Background: A physical illness causes pain and suffering to not just the person who is diagnosed but also impacts the lives of family members and loved ones. As an illness, MS is characterized by unpredictable and uncertain disease course, variability of symptoms, difficult treatment protocols and the absence of a definitive cure. Literature points that each family member is impacted by the uncertain, unpredictable and uncontrollable nature of illness which becomes a constant contextual reality in their lives.
Objectives: MS is a daily reality for the person with MS (pwMS) and their family which bears impact on their identity, selfhood and life experiences. This study attempts to highlight the nuances of living with MS as experienced by pwMS and their family members.
Methods: A qualitative methodology was chosen to achieve the research objectives. Interpretative phenomenological analysis (IPA) was chosen as it is particularly suited for health psychology because of its ability to focus on individuals attempt to make sense of an experience. In alignment with IPA, a purposive, homogenous sample was chosen for the study. Initial contact was made with 15 pwMS out of which 9 gave consent at the first stage. Data from 4 families is included in this work. Two families comprised of pwMS, their spouses and two adult children. The other two families comprised of pwMS and their spouses only. However, pwMS3 had a 5 year old daughter at the time of interview. Thus, data from 12 participants belonging to 4 families has been included in the present study.

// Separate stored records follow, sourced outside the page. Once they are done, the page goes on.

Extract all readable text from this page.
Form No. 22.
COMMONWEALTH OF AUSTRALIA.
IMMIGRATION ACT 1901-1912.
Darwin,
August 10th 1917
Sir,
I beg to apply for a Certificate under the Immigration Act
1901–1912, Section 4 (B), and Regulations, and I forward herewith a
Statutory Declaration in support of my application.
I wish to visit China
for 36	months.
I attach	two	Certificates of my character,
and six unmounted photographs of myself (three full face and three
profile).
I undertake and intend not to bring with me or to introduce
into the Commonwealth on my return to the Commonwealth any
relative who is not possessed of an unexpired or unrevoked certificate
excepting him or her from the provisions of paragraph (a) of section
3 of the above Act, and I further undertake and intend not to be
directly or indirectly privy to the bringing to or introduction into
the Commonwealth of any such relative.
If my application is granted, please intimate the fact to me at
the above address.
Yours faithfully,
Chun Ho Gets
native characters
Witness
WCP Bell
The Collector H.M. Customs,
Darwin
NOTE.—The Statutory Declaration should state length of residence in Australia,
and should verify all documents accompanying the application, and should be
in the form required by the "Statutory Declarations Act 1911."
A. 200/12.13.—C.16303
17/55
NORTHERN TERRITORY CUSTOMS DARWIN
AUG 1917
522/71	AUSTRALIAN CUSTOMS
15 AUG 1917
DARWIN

Results: 43 superordinate themes and 144 emergent themes were identified across the 12 participants. Based on this, 5 master themes were found to be common across all 12 participants. The 5 master themes were – MS is challenging, MS means acceptance, MS is a forced fight, Changing Relationship with MS and MS is not Identity. Analysis revealed the challenges and difficulties faced by individuals as they navigate their life in context of MS as an ever present reality. An insight into the mechanisms, processes and strategies employed by each individual was gained through the use of IPA. Common threads across families and across all participants were noticed and helped understand how coping is both individualised and collective at the same time.
Conclusions: This research highlights the need for comprehensive care practices that address physical, emotional and mental health burden of MS. Through the experiences of responsdents, it is clear that MS is not just limited to navigating symptoms or attacks but also imprints upon every aspect of life for both pwMS and their family members. MS is almost like a shadow for the participants as it impacts all choices, experiences and decisions. Thus, a need for moving away from cure models of healthcare and focusing on a care based model which addresses the people who are dealing with illness is underlined.